The Philadelphia-based Juvenile Law Center (JLC) has named Susan Mangold, a law professor with a deep background in child welfare, to serve as its second executive director. She will succeed Bob Schwartz, the organization’s co-founder, who will retire after 30 years in October.
Mangold is currently a law professor at the State University of New York’s Buffalo Law School. It is a return for Mangold, who was a staff attorney for JLC from 1987-1992.
“Sue was a star during her five years with us,” observed Schwartz. “She maintained a family court caseload, worked on policy reform, and helped shape laws to improve the lives of vulnerable children. She will be an invaluable asset to Juvenile Law Center’s team.”
“I cannot imagine a greater honor than to return to Juvenile Law Center and join the leadership team as the Executive Director,” said Mangold.
Schwartz co-founded JLC in 1975 with its current deputy director, Marsha Levick, and has served as its executive director since 1982. Levick, who leads litigation and policy advocacy for the firm, will remain with Juvenile Law Center.
JLC’s history of litigation dates back to its involvement in Santiago v. City of Philadelphia, a class-action lawsuit about the conditions of confinement in a Philadelphia juvenile detention center.
The center’s legal docket expanded during the 1990s and again in the following decade. It filed one of several compelling briefs in the Roper v. Simmons case, the first of several U.S. Supreme Court decisions in the past decade that banned juvenile exposure to the death penalty and limited their exposure to life without parole sentences.
JLC gained significant publicity in 2009 for its involvement in the “Kids for Cash” scandal in Luzerne County, Penn., in which judges accepted kickbacks from developers interested in creating and filling a privately run juvenile detention center.

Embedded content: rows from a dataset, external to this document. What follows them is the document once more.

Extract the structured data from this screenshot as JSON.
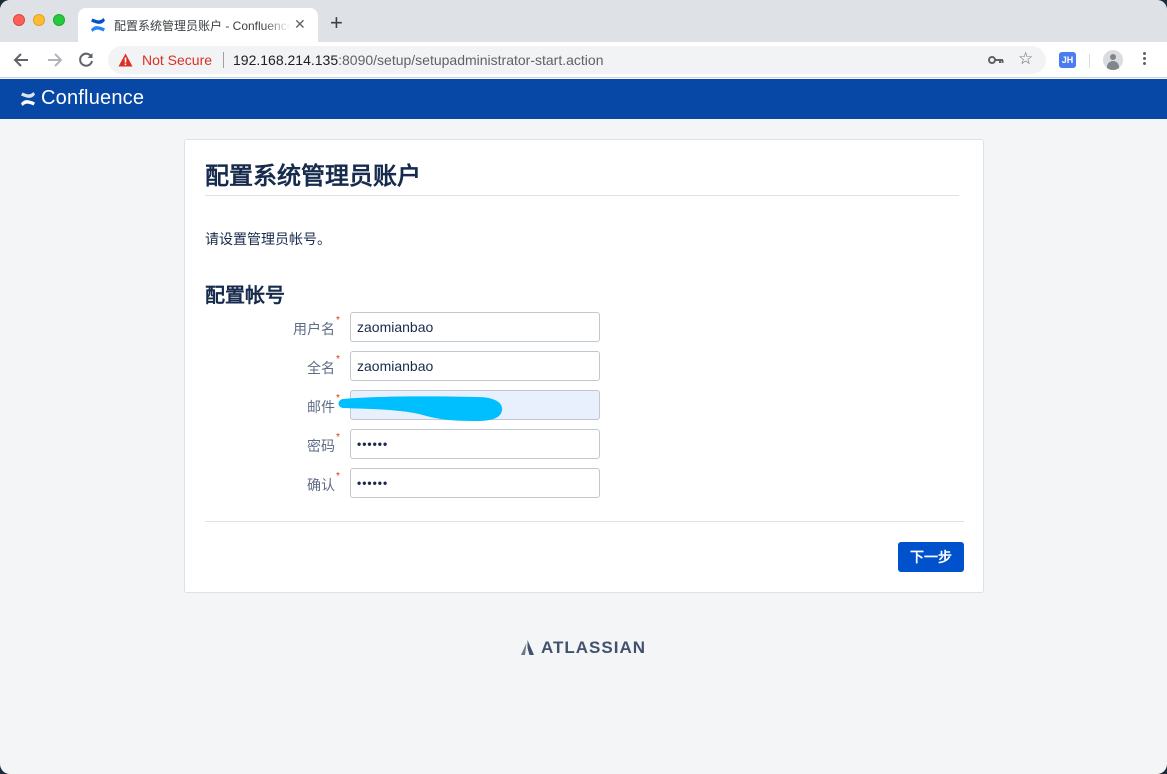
{
  "browser": {
    "tab": {
      "title": "配置系统管理员账户 - Confluence",
      "close_glyph": "✕"
    },
    "new_tab_glyph": "+",
    "security_label": "Not Secure",
    "url": {
      "host": "192.168.214.135",
      "rest": ":8090/setup/setupadministrator-start.action"
    },
    "extension_label": "JH",
    "star_glyph": "☆"
  },
  "app": {
    "name": "Confluence",
    "brand_color": "#0747a6"
  },
  "page": {
    "title": "配置系统管理员账户",
    "intro": "请设置管理员帐号。",
    "section_title": "配置帐号",
    "required_marker": "*",
    "fields": [
      {
        "label": "用户名",
        "value": "zaomianbao",
        "type": "text"
      },
      {
        "label": "全名",
        "value": "zaomianbao",
        "type": "text"
      },
      {
        "label": "邮件",
        "value": "",
        "type": "email",
        "redacted": true
      },
      {
        "label": "密码",
        "value": "••••••",
        "type": "password"
      },
      {
        "label": "确认",
        "value": "••••••",
        "type": "password"
      }
    ],
    "next_button": "下一步",
    "button_color": "#0052cc"
  },
  "footer": {
    "brand": "ATLASSIAN"
  }
}
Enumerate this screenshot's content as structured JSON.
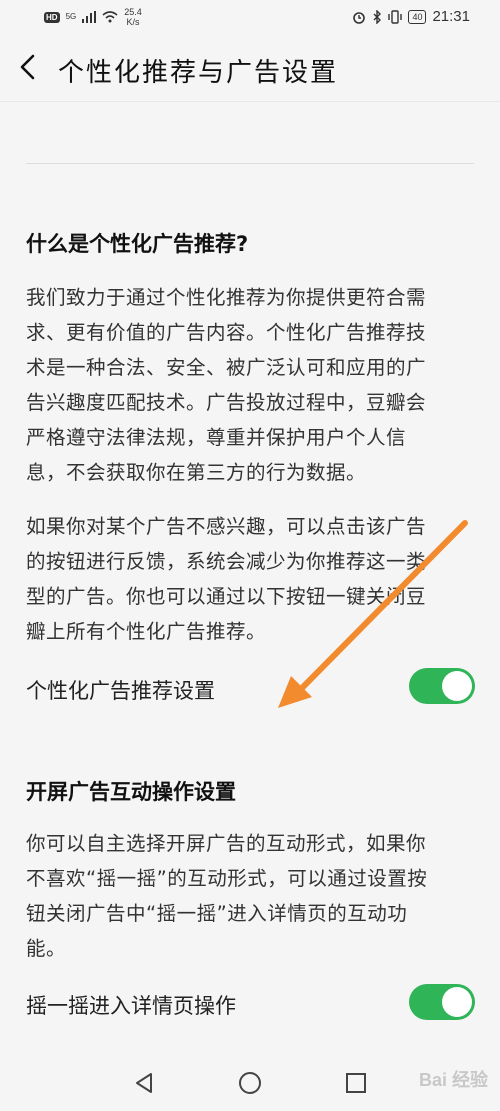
{
  "status_bar": {
    "hd": "HD",
    "signal": "5G",
    "speed_value": "25.4",
    "speed_unit": "K/s",
    "battery": "40",
    "time": "21:31"
  },
  "header": {
    "title": "个性化推荐与广告设置"
  },
  "section1": {
    "title": "什么是个性化广告推荐?",
    "para1_lines": [
      "我们致力于通过个性化推荐为你提供更符合需",
      "求、更有价值的广告内容。个性化广告推荐技",
      "术是一种合法、安全、被广泛认可和应用的广",
      "告兴趣度匹配技术。广告投放过程中，豆瓣会",
      "严格遵守法律法规，尊重并保护用户个人信",
      "息，不会获取你在第三方的行为数据。"
    ],
    "para2_lines": [
      "如果你对某个广告不感兴趣，可以点击该广告",
      "的按钮进行反馈，系统会减少为你推荐这一类",
      "型的广告。你也可以通过以下按钮一键关闭豆",
      "瓣上所有个性化广告推荐。"
    ],
    "setting_label": "个性化广告推荐设置",
    "toggle_on": true
  },
  "section2": {
    "title": "开屏广告互动操作设置",
    "para_lines": [
      "你可以自主选择开屏广告的互动形式，如果你",
      "不喜欢“摇一摇”的互动形式，可以通过设置按",
      "钮关闭广告中“摇一摇”进入详情页的互动功",
      "能。"
    ],
    "setting_label": "摇一摇进入详情页操作",
    "toggle_on": true
  },
  "colors": {
    "toggle_on": "#2fb457",
    "annotation_arrow": "#f28a2e"
  },
  "watermark": "Bai 经验",
  "nav": {
    "icons": [
      "back-triangle-icon",
      "home-circle-icon",
      "recents-square-icon"
    ]
  }
}
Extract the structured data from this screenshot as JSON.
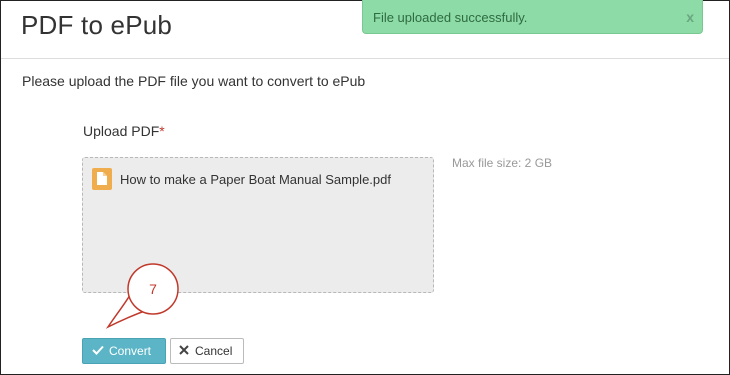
{
  "page": {
    "title": "PDF to ePub",
    "instruction": "Please upload the PDF file you want to convert to ePub"
  },
  "toast": {
    "message": "File uploaded successfully.",
    "close_label": "x"
  },
  "upload": {
    "label": "Upload PDF",
    "required_marker": "*",
    "file_name": "How to make a Paper Boat Manual Sample.pdf",
    "max_size": "Max file size: 2 GB"
  },
  "callout": {
    "number": "7"
  },
  "actions": {
    "convert_label": "Convert",
    "cancel_label": "Cancel"
  },
  "colors": {
    "toast_bg": "#8ddba6",
    "convert_bg": "#5bb5c6",
    "file_icon": "#f0ad4e",
    "required": "#c0392b",
    "callout_stroke": "#c0392b"
  }
}
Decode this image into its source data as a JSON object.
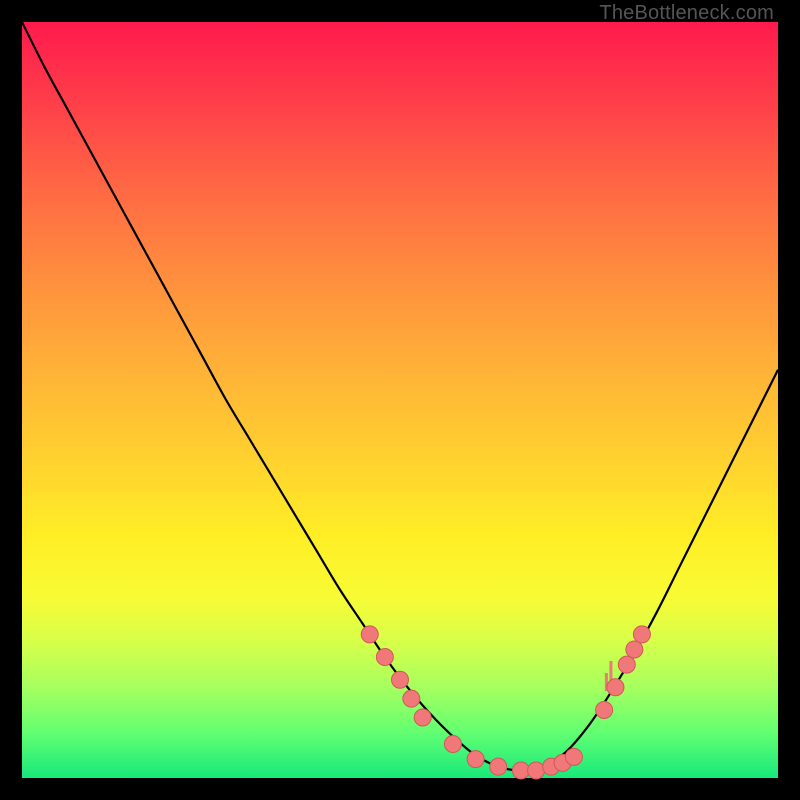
{
  "watermark": "TheBottleneck.com",
  "colors": {
    "curve_stroke": "#000000",
    "marker_fill": "#f07878",
    "marker_stroke": "#d05858"
  },
  "chart_data": {
    "type": "line",
    "title": "",
    "xlabel": "",
    "ylabel": "",
    "xlim": [
      0,
      100
    ],
    "ylim": [
      0,
      100
    ],
    "legend": false,
    "grid": false,
    "series": [
      {
        "name": "bottleneck-curve",
        "x": [
          0,
          3,
          6,
          9,
          12,
          15,
          18,
          21,
          24,
          27,
          30,
          33,
          36,
          39,
          42,
          45,
          48,
          51,
          54,
          57,
          60,
          63,
          66,
          69,
          72,
          75,
          78,
          81,
          84,
          87,
          90,
          93,
          96,
          100
        ],
        "y": [
          100,
          94,
          88.5,
          83,
          77.5,
          72,
          66.5,
          61,
          55.5,
          50,
          45,
          40,
          35,
          30,
          25,
          20.5,
          16,
          12,
          8.5,
          5.5,
          3,
          1.5,
          1,
          1.5,
          3.5,
          7,
          11.5,
          16.5,
          22,
          28,
          34,
          40,
          46,
          54
        ]
      }
    ],
    "markers": [
      {
        "x": 46,
        "y": 19
      },
      {
        "x": 48,
        "y": 16
      },
      {
        "x": 50,
        "y": 13
      },
      {
        "x": 51.5,
        "y": 10.5
      },
      {
        "x": 53,
        "y": 8
      },
      {
        "x": 57,
        "y": 4.5
      },
      {
        "x": 60,
        "y": 2.5
      },
      {
        "x": 63,
        "y": 1.5
      },
      {
        "x": 66,
        "y": 1
      },
      {
        "x": 68,
        "y": 1
      },
      {
        "x": 70,
        "y": 1.5
      },
      {
        "x": 71.5,
        "y": 2
      },
      {
        "x": 73,
        "y": 2.8
      },
      {
        "x": 77,
        "y": 9
      },
      {
        "x": 78.5,
        "y": 12
      },
      {
        "x": 80,
        "y": 15
      },
      {
        "x": 81,
        "y": 17
      },
      {
        "x": 82,
        "y": 19
      }
    ],
    "tick_markers": [
      {
        "x": 77.3,
        "h": 3
      },
      {
        "x": 77.9,
        "h": 5
      }
    ]
  }
}
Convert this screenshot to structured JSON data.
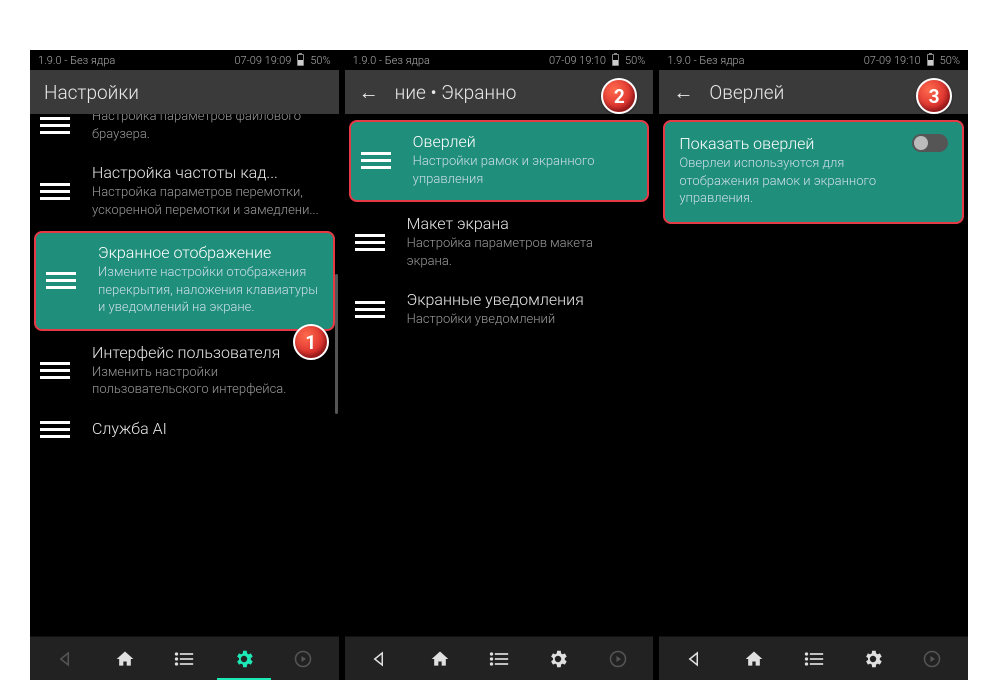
{
  "status": {
    "version": "1.9.0 - Без ядра",
    "time1": "07-09 19:09",
    "time2": "07-09 19:10",
    "battery": "50%"
  },
  "screen1": {
    "title": "Настройки",
    "items": [
      {
        "title": "",
        "desc": "Настройка параметров файлового браузера."
      },
      {
        "title": "Настройка частоты кад...",
        "desc": "Настройка параметров перемотки, ускоренной перемотки и замедлени..."
      },
      {
        "title": "Экранное отображение",
        "desc": "Измените настройки отображения перекрытия, наложения клавиатуры и уведомлений на экране."
      },
      {
        "title": "Интерфейс пользователя",
        "desc": "Изменить настройки пользовательского интерфейса."
      },
      {
        "title": "Служба AI",
        "desc": ""
      }
    ],
    "badge": "1"
  },
  "screen2": {
    "title_back": "←",
    "title": "ние   •   Экранно",
    "items": [
      {
        "title": "Оверлей",
        "desc": "Настройки рамок и экранного управления"
      },
      {
        "title": "Макет экрана",
        "desc": "Настройка параметров макета экрана."
      },
      {
        "title": "Экранные уведомления",
        "desc": "Настройки уведомлений"
      }
    ],
    "badge": "2"
  },
  "screen3": {
    "title": "Оверлей",
    "item": {
      "title": "Показать оверлей",
      "desc": "Оверлеи используются для отображения рамок и экранного управления."
    },
    "badge": "3"
  }
}
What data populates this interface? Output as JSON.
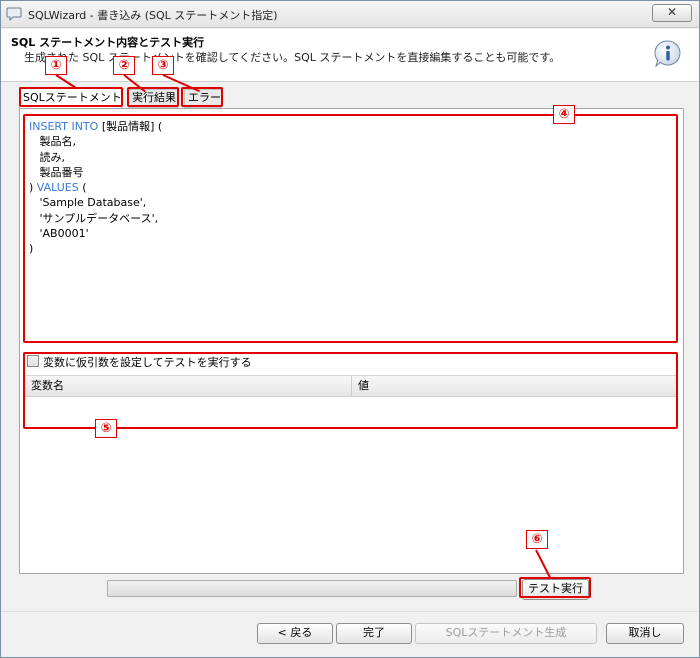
{
  "window": {
    "title": "SQLWizard - 書き込み (SQL ステートメント指定)",
    "close_label": "✕"
  },
  "header": {
    "title": "SQL ステートメント内容とテスト実行",
    "description": "生成された SQL ステートメントを確認してください。SQL ステートメントを直接編集することも可能です。",
    "icon": "info-icon"
  },
  "tabs": [
    {
      "label": "SQLステートメント",
      "active": true
    },
    {
      "label": "実行結果",
      "active": false
    },
    {
      "label": "エラー",
      "active": false
    }
  ],
  "sql": {
    "lines": [
      [
        {
          "t": "INSERT INTO",
          "kw": true
        },
        {
          "t": " [製品情報] (",
          "kw": false
        }
      ],
      [
        {
          "t": "   製品名,",
          "kw": false
        }
      ],
      [
        {
          "t": "   読み,",
          "kw": false
        }
      ],
      [
        {
          "t": "   製品番号",
          "kw": false
        }
      ],
      [
        {
          "t": ") ",
          "kw": false
        },
        {
          "t": "VALUES",
          "kw": true
        },
        {
          "t": " (",
          "kw": false
        }
      ],
      [
        {
          "t": "   'Sample Database',",
          "kw": false
        }
      ],
      [
        {
          "t": "   'サンプルデータベース',",
          "kw": false
        }
      ],
      [
        {
          "t": "   'AB0001'",
          "kw": false
        }
      ],
      [
        {
          "t": ")",
          "kw": false
        }
      ]
    ]
  },
  "variables": {
    "checkbox_label": "変数に仮引数を設定してテストを実行する",
    "checked": false,
    "columns": [
      "変数名",
      "値"
    ]
  },
  "buttons": {
    "test_run": "テスト実行",
    "back": "< 戻る",
    "finish": "完了",
    "generate_sql": "SQLステートメント生成",
    "cancel": "取消し"
  },
  "annotations": [
    "①",
    "②",
    "③",
    "④",
    "⑤",
    "⑥"
  ],
  "colors": {
    "annotation_red": "#e00000",
    "keyword_blue": "#3a7bd5"
  }
}
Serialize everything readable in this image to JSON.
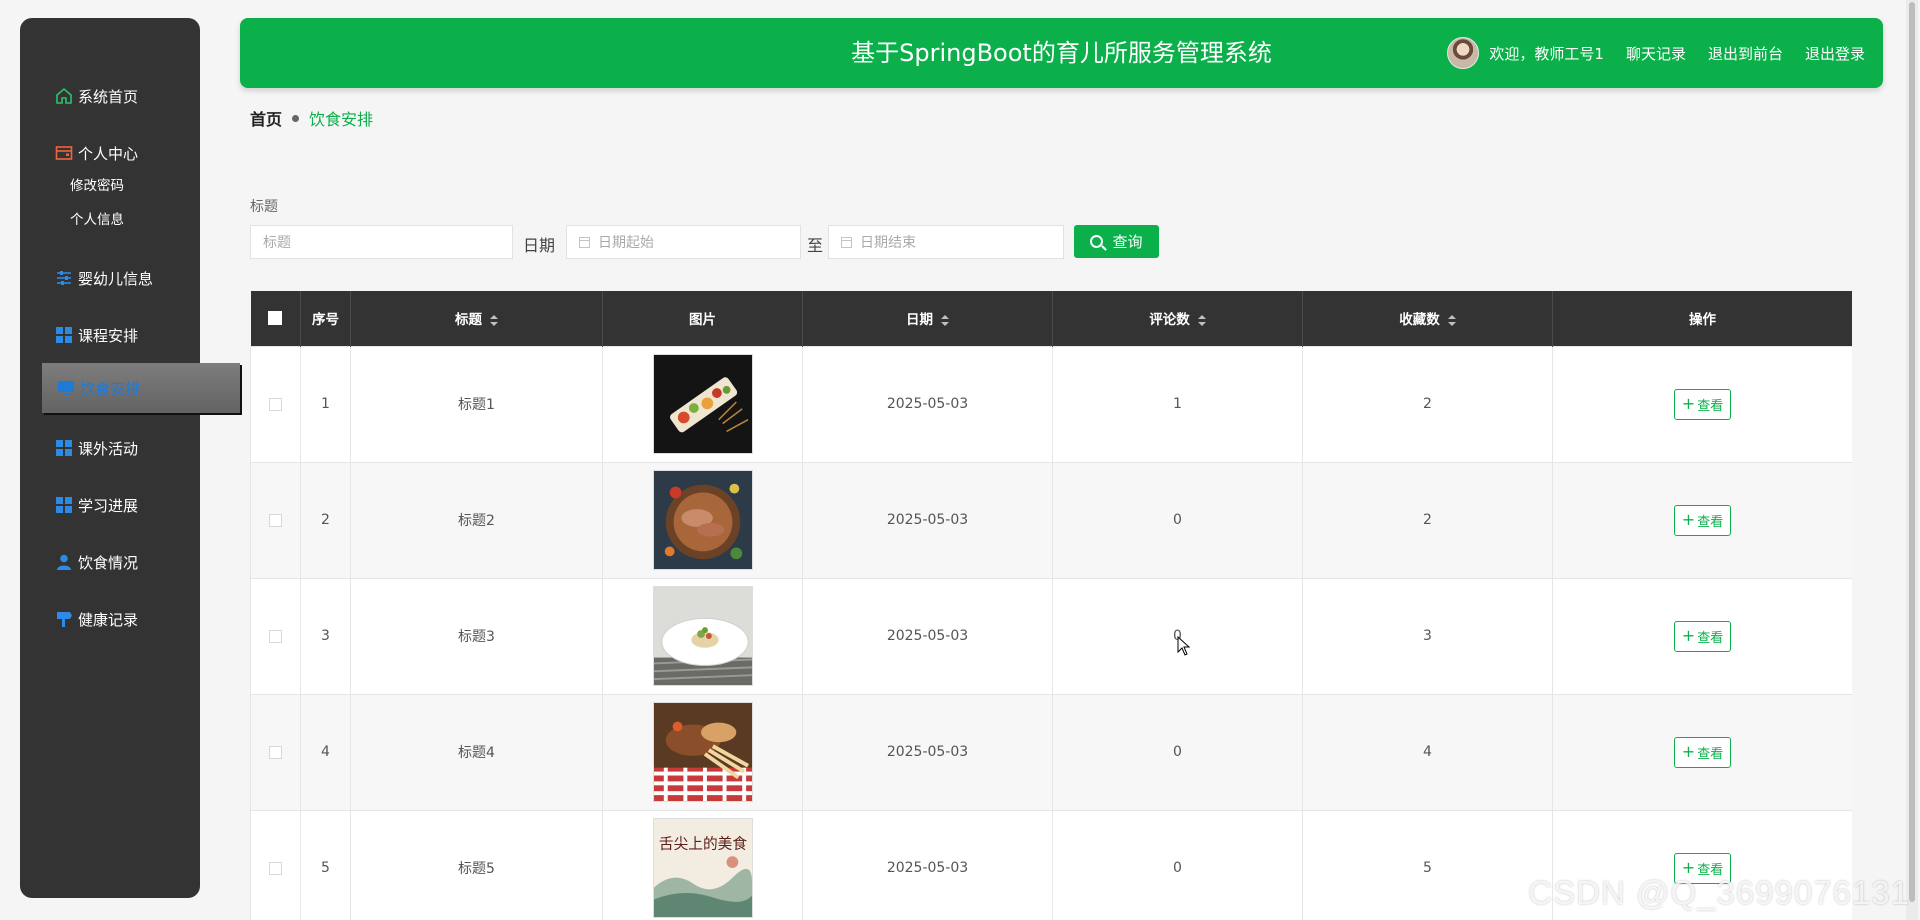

The case against judges Mark Ciavarella and Michael Conahan began with a federal prosecution related to the kickbacks, and JLC filed a class-action lawsuit on behalf of youth who had been detained in the center. But the JLC had challenged the detention and incarceration practices of Ciavarella for more than ten years, well before the longtime juvenile judge had a financial motive for his decision-making.
Mangold’s expertise lies more in child welfare than juvenile justice, and it is likely that JLC will pursue more work in that sector with her at the helm. Her curriculum vitae boasts a long list of law review articles and presentations on a wealth of child welfare issues, ranging from Title IV-E flexibility and waivers to mental health and domestic violence.
“Part of our current strategic plan is reinvigorating our child welfare portfolio,” said Schwartz, in an interview with The Chronicle. “We were more well-known for that than juvenile justice 25 years ago, when Sue was with us.”
Schwartz, said the presence of Levick – who runs point on most of the center’s high-profile juvenile projects – allows JLC to expand in child welfare without putting juvenile justice on the back burner.
“Marsha will continue to lead a spectacular body of work on juvenile justice,” he said.